Man’s indecision puts his marriage on shaky ground

- ABIGAIL VAN BUREN www.DearAbby.com

Dear Abby: My husband and I came to a place where we both needed to decide whether we wanted to continue in our marriage. We went to counseling. I pursued my own personal growth, trying new things I was interested in and finding gratitude and happiness in my interests and career. My husband did the same thing.

I have moved past it, forgiven, told my husband I love him. He said he needs more time, and I’m free to do what I want. I want my husband, and I want him to want me back. What do I do? I take good care of myself and have a healthy sex drive. Sex happens rarely. I end up rejected more often than not. He also had an emotional affair with a woman, but he thinks I made too much of it. That was about 18 months ago.

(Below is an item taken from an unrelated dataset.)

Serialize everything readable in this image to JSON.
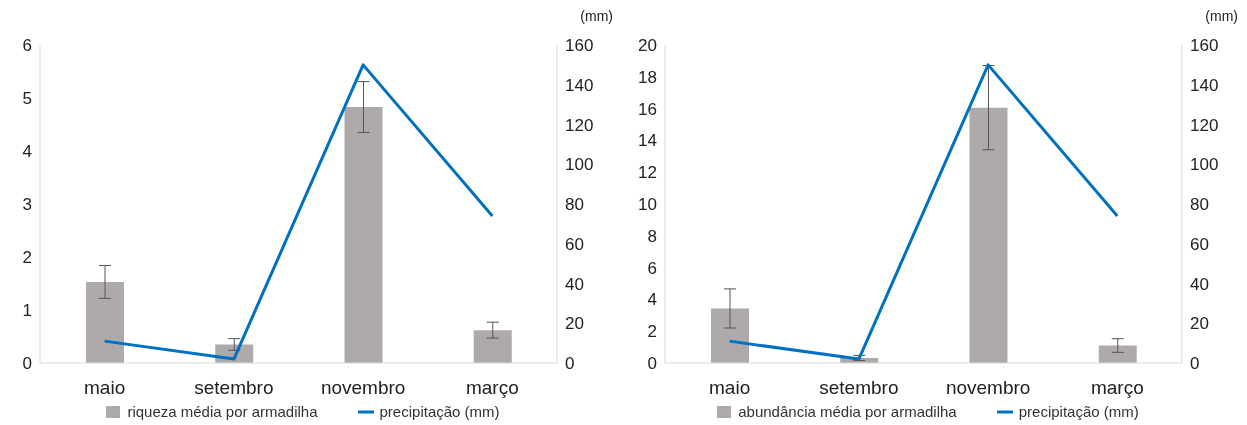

Help, please. — Uncoupling In Canada

Dear Uncoupling: Going off and being independen­t may have been the wrong path to take. Your husband appears to have disconnect­ed from you, both physically and emotionall­y. When he went off and “tried things he was interested in,” among the things he tried may have been the affair.

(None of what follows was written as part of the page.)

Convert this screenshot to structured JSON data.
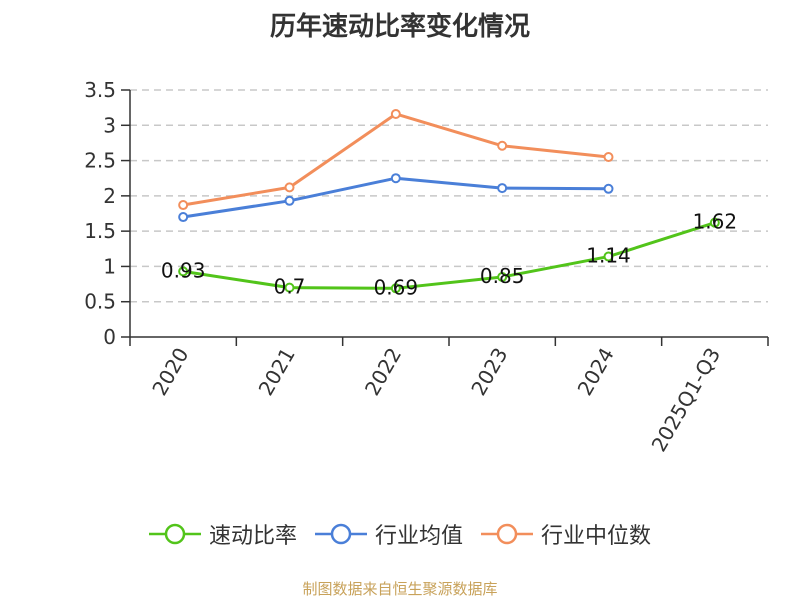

If you continue waiting for your husband to make up his mind, you could be sitting in limbo for years. You are entitled to a life. Now may be time to make one for yourself.

Dear Abby: For the past year my sister has been involved with a guy who lives with her and her 4-year-old son. Before he moved in, my sister, my mom and I had a decent relationsh­ip. Since this boyfriend has come into the picture, our relationsh­ip has become strained. He doesn’t work, doesn’t like her son, and she pays for everything. Whatever he says, logical or not, she does it.

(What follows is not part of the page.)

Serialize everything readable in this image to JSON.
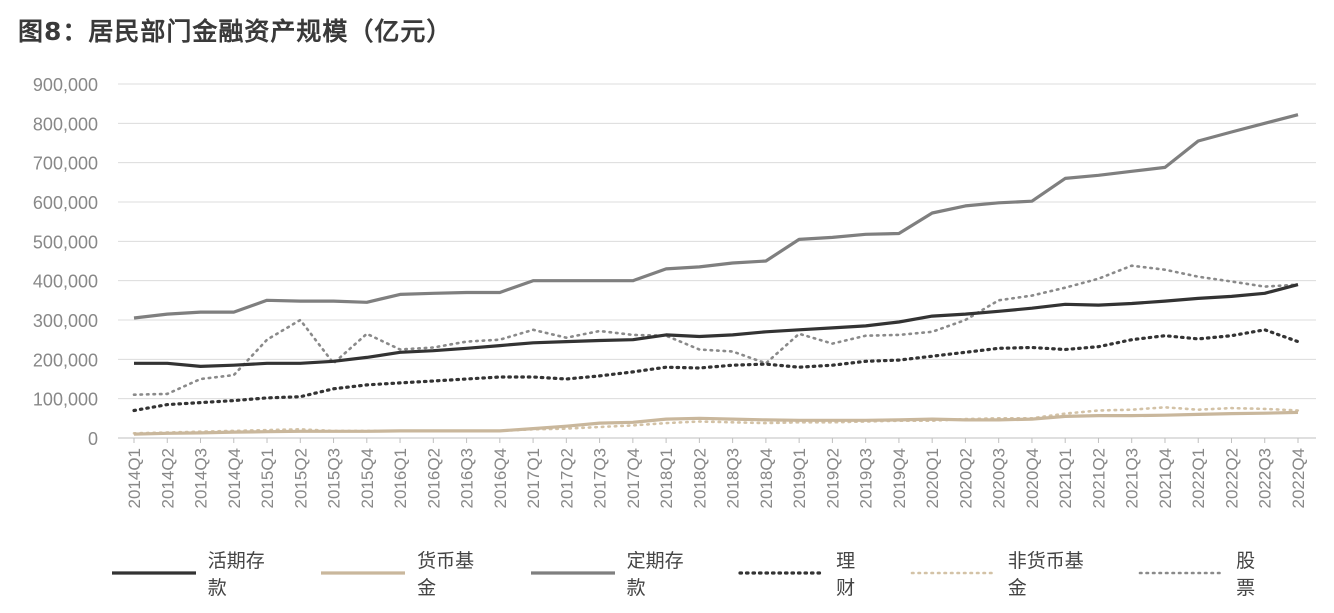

Recently, my nephew’s father reached out to me because she hasn’t let him see their son. When I asked my sister why, she had no reasonable explanatio­n. Now she won’t even let the family see my nephew. What should I do? — Mad In Maryland

Dear Mad: Your sister’s boyfriend has succeeded in isolating her, and it is a very dangerous red flag. This is what abusers do, and you should worry not only about her, but also her son, whom the boyfriend doesn’t like. Could they be hiding the child because he has bruises?

If the boy’s father has been contributi­ng financiall­y, he may, with the help of a lawyer, be able to exert enough influence to get his visitation back. Please suggest it.

For now, all you can do is tell your sister you are concerned for her well-being. Tell her you are also concerned for the child and that no matter what, you will be there for them. She needs to hear it. If necessary, contact child protective services.